Percussive Rituals Reveal Man’s Place in Numbers

United StatesUnited States Bryce Dessner, Matmos, David Lang: So Percussion (Eric Beach, Josh Quillen, Adam Sliwinski, Jason Treuting), Bryce Dessner (guitar), Matmos (Drew Daniel and M.C. Schmidt), Zankel Hall, New York City. 23.11.2013 (DS)

 

Photo credit: Janette Beckman
So Percussion Photo credit: Janette Beckman

Bryce Dessner: Music for Wood and Strings (2013, World Premiere)
Matmos: so-called remix (2013 World Premiere)
So Percussion and Matmos: Carnegie Double Music (2013, World Premiere)
David Lang: the so-called laws of nature (2002)

The electrifying bang-a-licious group, So Percussion, recently gave a mighty and ritualistic performance at one of Zankel Hall’s late-night Fast Forward concerts. The drumming quartet highlighted two challenging epic works by Bryce Dessner and David Lang—the latter is this year’s composer-in-residence at Carnegie Hall.

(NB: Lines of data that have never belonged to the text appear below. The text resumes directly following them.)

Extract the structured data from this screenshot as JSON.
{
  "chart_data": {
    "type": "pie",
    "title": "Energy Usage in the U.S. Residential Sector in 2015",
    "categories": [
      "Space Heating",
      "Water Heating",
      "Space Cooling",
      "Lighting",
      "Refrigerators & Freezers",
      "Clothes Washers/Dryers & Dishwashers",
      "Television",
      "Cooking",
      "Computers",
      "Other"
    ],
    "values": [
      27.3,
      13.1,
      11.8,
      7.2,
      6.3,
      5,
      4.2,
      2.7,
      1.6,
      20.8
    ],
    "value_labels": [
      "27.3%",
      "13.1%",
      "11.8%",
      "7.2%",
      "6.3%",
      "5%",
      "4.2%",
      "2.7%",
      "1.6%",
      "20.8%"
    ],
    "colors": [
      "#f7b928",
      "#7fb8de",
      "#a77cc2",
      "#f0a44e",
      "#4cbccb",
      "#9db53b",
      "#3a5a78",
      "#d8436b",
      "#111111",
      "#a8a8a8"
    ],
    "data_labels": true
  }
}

The room was packed to the brim with New York’s uproarious percussion fans, whose cheers nevertheless were outdone by the even more energetic activities on stage. So Percussion plays as if with one mind and a set of octopus-arms—and deeply rooted files of perfectly equated algorithms. They are in such perfect time that their shoulders bob at exactly the same rate and height; we could practically see the binary code of their rhythmic exchanges stream past us in the ether. Bangs, surges, whimpers, electronic reverbs, whatever the composers threw at them, they counted on and brought to life these 21st-century approaches to man’s place in nature—or, at least, man’s place in numbers.

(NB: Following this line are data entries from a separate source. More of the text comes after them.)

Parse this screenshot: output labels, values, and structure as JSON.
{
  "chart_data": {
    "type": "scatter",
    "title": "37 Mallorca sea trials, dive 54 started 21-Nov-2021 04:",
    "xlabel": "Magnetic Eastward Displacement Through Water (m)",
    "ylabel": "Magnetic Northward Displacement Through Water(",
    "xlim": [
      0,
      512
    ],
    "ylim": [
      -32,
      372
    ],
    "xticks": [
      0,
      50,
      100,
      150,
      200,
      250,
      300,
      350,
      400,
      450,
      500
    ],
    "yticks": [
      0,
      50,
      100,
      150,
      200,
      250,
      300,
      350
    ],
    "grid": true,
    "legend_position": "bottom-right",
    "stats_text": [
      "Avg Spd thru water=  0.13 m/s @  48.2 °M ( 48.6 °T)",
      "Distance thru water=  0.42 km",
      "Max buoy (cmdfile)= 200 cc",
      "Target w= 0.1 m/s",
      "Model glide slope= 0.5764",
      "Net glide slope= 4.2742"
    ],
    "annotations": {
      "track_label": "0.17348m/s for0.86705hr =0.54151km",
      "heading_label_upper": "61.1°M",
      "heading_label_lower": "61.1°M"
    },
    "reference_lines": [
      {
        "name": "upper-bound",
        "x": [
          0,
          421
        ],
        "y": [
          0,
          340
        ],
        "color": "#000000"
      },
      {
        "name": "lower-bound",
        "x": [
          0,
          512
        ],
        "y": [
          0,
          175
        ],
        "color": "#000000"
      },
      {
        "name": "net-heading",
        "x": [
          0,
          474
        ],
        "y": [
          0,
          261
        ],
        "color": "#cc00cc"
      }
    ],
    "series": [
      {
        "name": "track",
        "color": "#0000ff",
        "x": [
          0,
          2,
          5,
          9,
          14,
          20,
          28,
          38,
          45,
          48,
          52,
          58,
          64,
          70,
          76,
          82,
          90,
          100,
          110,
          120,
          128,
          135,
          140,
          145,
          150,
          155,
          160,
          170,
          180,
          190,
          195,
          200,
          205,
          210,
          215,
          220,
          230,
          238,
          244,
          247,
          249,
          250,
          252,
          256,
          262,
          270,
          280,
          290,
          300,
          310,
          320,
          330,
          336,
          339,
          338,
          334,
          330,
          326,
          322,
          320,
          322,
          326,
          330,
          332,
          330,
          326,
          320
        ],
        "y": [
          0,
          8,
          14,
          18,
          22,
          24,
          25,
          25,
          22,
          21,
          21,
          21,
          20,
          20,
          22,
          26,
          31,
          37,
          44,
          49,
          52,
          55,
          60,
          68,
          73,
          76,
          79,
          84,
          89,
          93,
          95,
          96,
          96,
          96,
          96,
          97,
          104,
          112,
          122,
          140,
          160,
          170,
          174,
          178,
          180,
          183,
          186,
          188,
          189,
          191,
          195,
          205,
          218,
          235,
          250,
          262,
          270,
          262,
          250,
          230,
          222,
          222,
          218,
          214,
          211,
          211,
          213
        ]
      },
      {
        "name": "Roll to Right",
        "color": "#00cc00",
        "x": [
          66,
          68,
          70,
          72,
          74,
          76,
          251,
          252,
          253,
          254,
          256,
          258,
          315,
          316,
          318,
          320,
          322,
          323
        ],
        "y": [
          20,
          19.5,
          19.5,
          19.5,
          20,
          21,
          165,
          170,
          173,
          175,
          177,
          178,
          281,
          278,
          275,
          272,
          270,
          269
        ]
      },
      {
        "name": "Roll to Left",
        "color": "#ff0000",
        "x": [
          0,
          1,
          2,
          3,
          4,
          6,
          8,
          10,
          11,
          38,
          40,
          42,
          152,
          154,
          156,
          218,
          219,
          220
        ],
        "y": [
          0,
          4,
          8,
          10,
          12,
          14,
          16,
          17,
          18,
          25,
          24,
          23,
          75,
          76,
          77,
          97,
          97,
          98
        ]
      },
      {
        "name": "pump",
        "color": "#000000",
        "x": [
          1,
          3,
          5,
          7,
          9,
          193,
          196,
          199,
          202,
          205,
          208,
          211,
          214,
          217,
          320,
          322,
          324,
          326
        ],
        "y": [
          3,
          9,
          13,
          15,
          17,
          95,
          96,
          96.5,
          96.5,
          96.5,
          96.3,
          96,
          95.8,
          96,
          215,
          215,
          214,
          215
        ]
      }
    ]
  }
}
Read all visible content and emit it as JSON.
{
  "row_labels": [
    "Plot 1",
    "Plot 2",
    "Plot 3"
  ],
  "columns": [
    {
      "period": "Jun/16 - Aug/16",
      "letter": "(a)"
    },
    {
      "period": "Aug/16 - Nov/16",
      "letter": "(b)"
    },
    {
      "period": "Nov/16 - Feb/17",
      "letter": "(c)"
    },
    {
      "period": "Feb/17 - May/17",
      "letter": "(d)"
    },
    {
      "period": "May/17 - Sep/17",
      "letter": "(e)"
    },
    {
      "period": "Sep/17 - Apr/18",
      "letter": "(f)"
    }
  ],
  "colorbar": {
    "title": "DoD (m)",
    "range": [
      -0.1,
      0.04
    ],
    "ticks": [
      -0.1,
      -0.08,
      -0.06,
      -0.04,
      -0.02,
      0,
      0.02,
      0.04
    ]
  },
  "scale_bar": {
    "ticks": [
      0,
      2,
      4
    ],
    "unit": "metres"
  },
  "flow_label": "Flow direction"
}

Lang’s three-part the so-called laws of nature, commissioned by So Percussion in 2002, is based on Ludwig Wittgenstein’s idea that the “so-called laws of nature” are merely observations of what is mystical all around us. Lang applied this concept to the numbers that drive rhythmic and musical patterns—considering them as possible observations of something more mystical below, stating “I always wonder what these numbers actually mean.” I don’t think we found the ultimate answer, but the outcome was a mesmerizing trance of unfolding patterns played through a pilgrimage of instruments. Each section moved the quartet from one instrument station to the next, from walnut slabs to metal pipes, to drums and on to—yes—tuned flower pots and teacups.

Instrumentation was also central to the world premiere of Dessner’s Music for Wood and Strings. Dessner invented dulcimer-like instruments that emitted futuristic zither sounds. The piece progressed with a sense of journey built in, moving from loud space to soft space with a physical sensation. Even in its quietest unraveling (which at times glistened in perfect droplets of sound) the work came across as a more gregarious form of minimalism, bold and expressive.

The evening was smoothly curated with no intermission and two short works in the middle. Matmos (a kind of Lang remix incorporating video footage of the composer’s mouth explaining his composition) was followed by Carnegie Double Music (paralleling some of the instruments that would also appear in the Lang). These sound bites smoothly transported us from composer to composer, providing the evening not only a sense of continuity but also a feeling of sacred, uninterrupted ceremony.